Se la pallavolo italiana trasmette questa passione e questi principi, grande merito va ai due ct delle nazionali: Julio Velasco e Ferdinando De Giorgi. Avevano già scritto la storia del volley negli anni ’90, quando il primo ha allenato il secondo e lo ha portato due volte sul tetto del mondo (1990, 1994). Oggi sono due tecnici da cui c’è molto da imparare e non solo per quanto riguarda la pallavolo. Siamo abituati ad ascoltare dichiarazioni vuote e che non lasciano niente, invece le loro parole portano spesso a riflessioni e non sono mai banali.

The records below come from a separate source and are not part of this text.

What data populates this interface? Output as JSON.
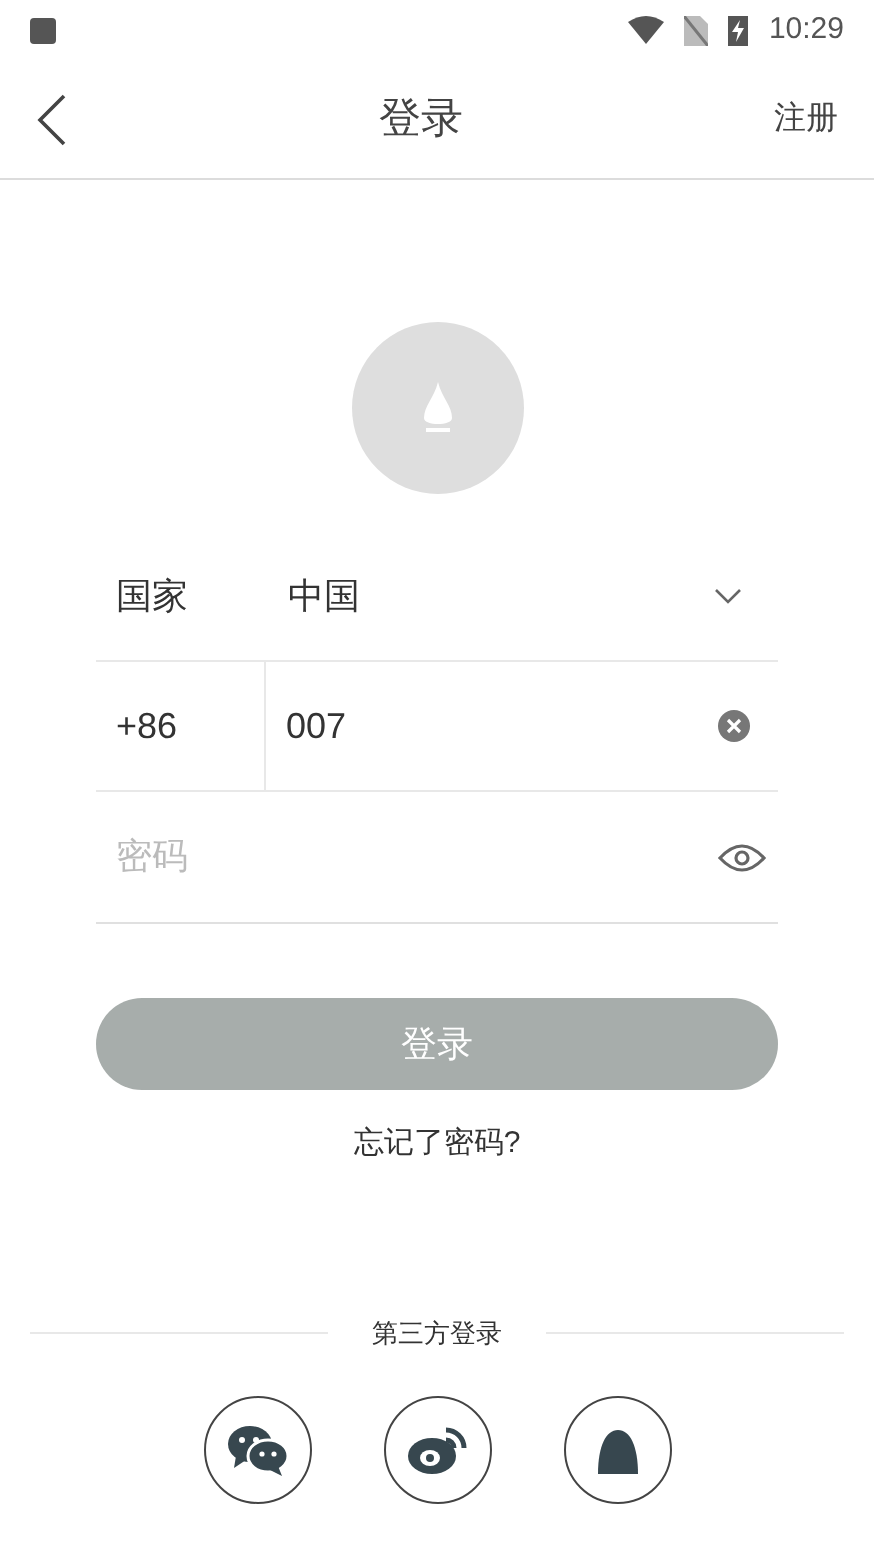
{
  "status_bar": {
    "time": "10:29"
  },
  "header": {
    "title": "登录",
    "action": "注册"
  },
  "country": {
    "label": "国家",
    "value": "中国"
  },
  "phone": {
    "code": "+86",
    "value": "007"
  },
  "password": {
    "placeholder": "密码"
  },
  "login_button": "登录",
  "forgot_link": "忘记了密码?",
  "third_party": {
    "label": "第三方登录",
    "providers": [
      {
        "kind": "wechat"
      },
      {
        "kind": "weibo"
      },
      {
        "kind": "qq"
      }
    ]
  }
}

Velasco ci ha raccontato cosa significa allenare le donne, come trattare il femminile senza paternalismo e senza un continuo confronto, De Giorgi ci ha spiegato che la chiave del successo è la capacità di includere le persone e di aiutarle, lavorando tutti insieme con umiltà.
Dietro ognuna di queste coppe c’è un lavoro che va avanti da anni, ci sono nazionali giovanili che stravincono e il progetto del Club Italia che ha dato modo a tanti atleti di trovare lo spazio per emergere. I recenti successi hanno portato molta attenzione mediatica: dirette televisive, pagine di giornali, tanta visibilità. Ma non si parla mai abbastanza di pallavolo né delle storie dei suoi protagonisti. Il modo migliore per celebrare questi risultati, invece, è continuare a seguire il volley anche quando i fari torneranno a illuminare altri campi. Le occasioni per rivedere le ragazze e i ragazzi delle nazionali che ci hanno fatto sognare quest’estate sono molte, a cominciare dai campionati italiani che partiranno a ottobre. È da lì che parte la strada per arrivare sul tetto del mondo.